Bradley siguió hablando rápidamente mientras conducía a Richards por la ciudad.
—En la maleta hay una caja de etiquetas adhesivas de correos. Está en el portaequipajes. Las etiquetas dicen: «Devolver a los 5 días a Brickhill Manufacturing Company, Manchester, N. H.». Las han falsificado Rich y otro tipo en una imprenta que tienen los Navajeros en la calle Bolyson. Envíame cada día dos cintas en una caja, con una de esas etiquetas. Yo las remitiré a la Dirección de Concursos desde Boston. Envíalas por Entrega Inmediata. Nunca podrán imaginarse el truco.
El coche se arrimó al bordillo frente al hotel Winthrop House.
—Dejaré otra vez el coche en el garaje. No intentes salir de Manchester sin cambiar de disfraz. Tienes que ser un camaleón, amigo.
—¿Cuánto tiempo crees que estaré a salvo aquí? —preguntó Richards.
Se daba cuenta de que se había puesto en manos de Bradley. Parecía incapaz de seguir razonando por sí mismo. Podía oler el agotamiento mental que le invadía, y su aroma era tan intenso como el olor corporal.
—Tienes reserva para una semana. Creo que está bien, pero puede que no. Actúa por intuición. En la maleta hay un nombre y una dirección. Es un tipo de Portland, Maine, que te esconderá un par de días. Te costará dinero, pero es de los nuestros. Ahora tengo que irme, amigo. Ésta es una zona de estacionamiento limitado a cinco minutos. Es hora de hablar de dinero.
—¿Cuánto? —preguntó Richards.
—Seiscientos.
—¡Pero eso ni siquiera cubre los gastos…!
—Sí, y quedan unos cuantos dólares para la familia.
—Toma mil.
—No. Tú vas a necesitar esos billetes.
Richards le miró, impotente.
—¡Por Dios, Bradley…!
—Mándanos más si lo consigues. Envíanos un millón. Rescátanos de la miseria.
—¿Crees que lo conseguiré?
Bradley le dedicó una leve y triste sonrisa, y permaneció en silencio.
—Entonces, ¿por qué? —inquirió Richards, abrumado—. ¿Por qué has hecho tanto por mí? Comprendo que me ocultaras. Yo habría hecho lo mismo, pero ahora estás arriesgando a todo tu equipo.
—Da igual. Todos saben cuál será el resultado.
—¿Ah, sí? ¿Qué resultado?
—Cero a cero. Ese resultado. Si no corremos riesgos, nos tendrán atrapados. Ni siquiera será necesario esperar a que actúe el aire. Para eso, sería mejor extender un tubo de goma directamente del gas al salón, conectar el Libre-Visor y esperar.
—Pero irán a por ti —insistió Richards—. Alguien te delatará y terminarás en un sótano con las tripas fuera. O Stacey. O la abuela.
En los ojos de Bradley hubo, por un instante, un destello mortecino.
—Y sin embargo se acerca un mal día. Un día aciago para esos gusanos de tripas rebosantes de asado. Veo la luna teñida en sangre por ellos. Fusiles y antorchas.
—La gente lleva dos mil años viendo cosas así.
El contador de los cinco minutos llegó a cero y Richards se apresuró a abrir la portezuela.
—Gracias —musitó—. No sé cómo expresarte…
—¡Vamos, vamos! —respondió Bradley—. Déjame ir antes de que me pongan una multa. —Su mano negra y fuerte asió a Richards de la sotana, y añadió—: Y cuando te agarren, llévate a algunos por delante.
Richards bajó del coche y se dirigió al portaequipajes, del que sacó su maleta. Bradley le entregó un bastón de color rojizo oscuro.

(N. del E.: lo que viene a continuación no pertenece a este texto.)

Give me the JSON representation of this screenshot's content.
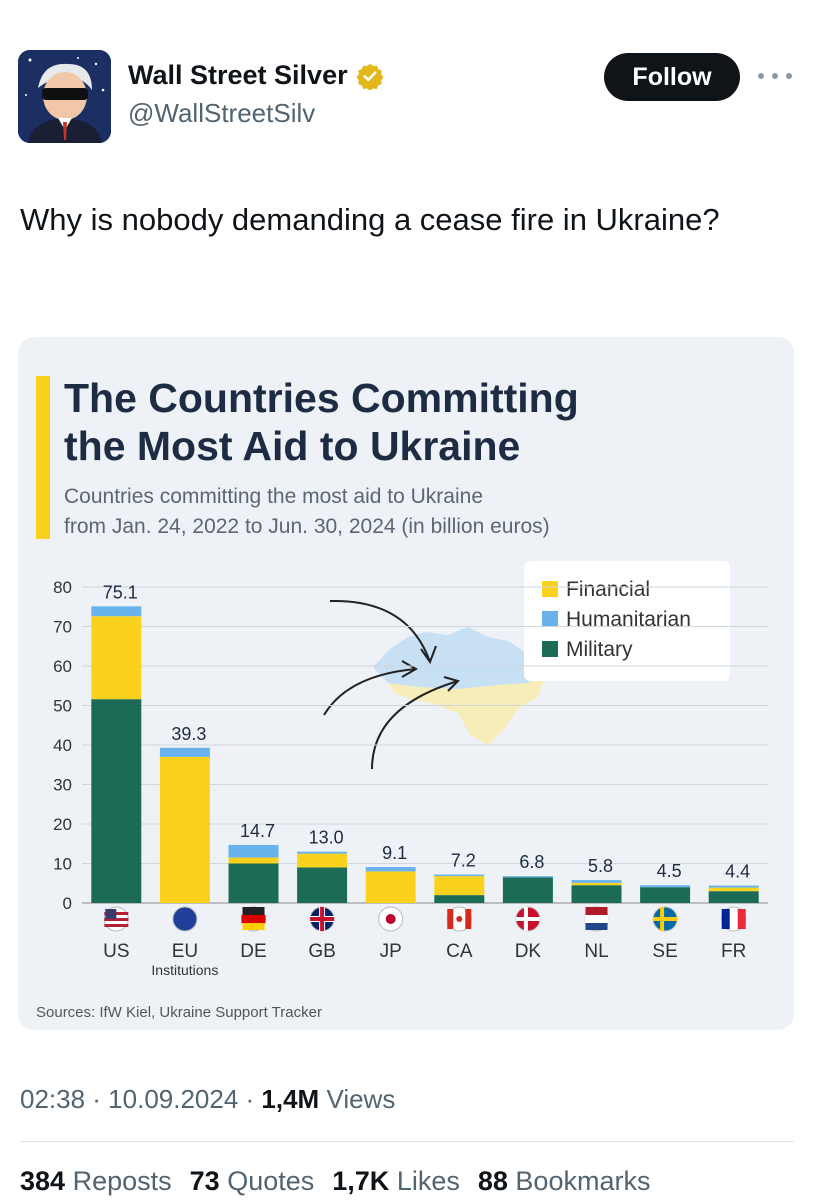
{
  "author": {
    "display_name": "Wall Street Silver",
    "handle": "@WallStreetSilv",
    "verified_icon": "gold-verified-badge-icon"
  },
  "follow_label": "Follow",
  "tweet_text": "Why is nobody demanding a cease fire in Ukraine?",
  "chart_data": {
    "type": "bar",
    "title_line1": "The Countries Committing",
    "title_line2": "the Most Aid to Ukraine",
    "subtitle_line1": "Countries committing the most aid to Ukraine",
    "subtitle_line2": "from Jan. 24, 2022 to Jun. 30, 2024 (in billion euros)",
    "categories": [
      "US",
      "EU",
      "DE",
      "GB",
      "JP",
      "CA",
      "DK",
      "NL",
      "SE",
      "FR"
    ],
    "sublabels": [
      "",
      "Institutions",
      "",
      "",
      "",
      "",
      "",
      "",
      "",
      ""
    ],
    "totals": [
      "75.1",
      "39.3",
      "14.7",
      "13.0",
      "9.1",
      "7.2",
      "6.8",
      "5.8",
      "4.5",
      "4.4"
    ],
    "series": [
      {
        "name": "Military",
        "color": "#1b6b57",
        "values": [
          51.6,
          0,
          10.0,
          9.0,
          0,
          2.0,
          6.5,
          4.5,
          4.0,
          3.0
        ]
      },
      {
        "name": "Financial",
        "color": "#fad21e",
        "values": [
          21.0,
          37.0,
          1.5,
          3.5,
          8.0,
          4.8,
          0,
          0.6,
          0,
          0.9
        ]
      },
      {
        "name": "Humanitarian",
        "color": "#68b3ec",
        "values": [
          2.5,
          2.3,
          3.2,
          0.5,
          1.1,
          0.4,
          0.3,
          0.7,
          0.5,
          0.5
        ]
      }
    ],
    "legend_order": [
      "Financial",
      "Humanitarian",
      "Military"
    ],
    "legend_position": "top-right",
    "ylim": [
      0,
      80
    ],
    "yticks": [
      0,
      10,
      20,
      30,
      40,
      50,
      60,
      70,
      80
    ],
    "grid": true,
    "source": "Sources: IfW Kiel, Ukraine Support Tracker"
  },
  "timestamp": {
    "time_date": "02:38 · 10.09.2024 · ",
    "views_count": "1,4M",
    "views_label": " Views"
  },
  "stats": {
    "reposts_count": "384",
    "reposts_label": "Reposts",
    "quotes_count": "73",
    "quotes_label": "Quotes",
    "likes_count": "1,7K",
    "likes_label": "Likes",
    "bookmarks_count": "88",
    "bookmarks_label": "Bookmarks"
  }
}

El coche se incorporó al tráfico sin problemas. Richards permaneció un momento en el bordillo viendo cómo se alejaba…, con aire miope, esperaba. Las luces traseras desaparecieron tras una esquina y perdió de vista el coche, que ahora volvería al garaje, donde Bradley lo dejaría para tomar el otro y regresar a Boston.
Richards tuvo una extraña sensación de alivio y advirtió que comprendía la situación de Bradley. «Qué contento debe de estar de librarse de mí, por fin», se dijo.
Richards se acordó de tropezar en el primer escalón de la entrada a Winthrop House, y el portero le ayudó a subir.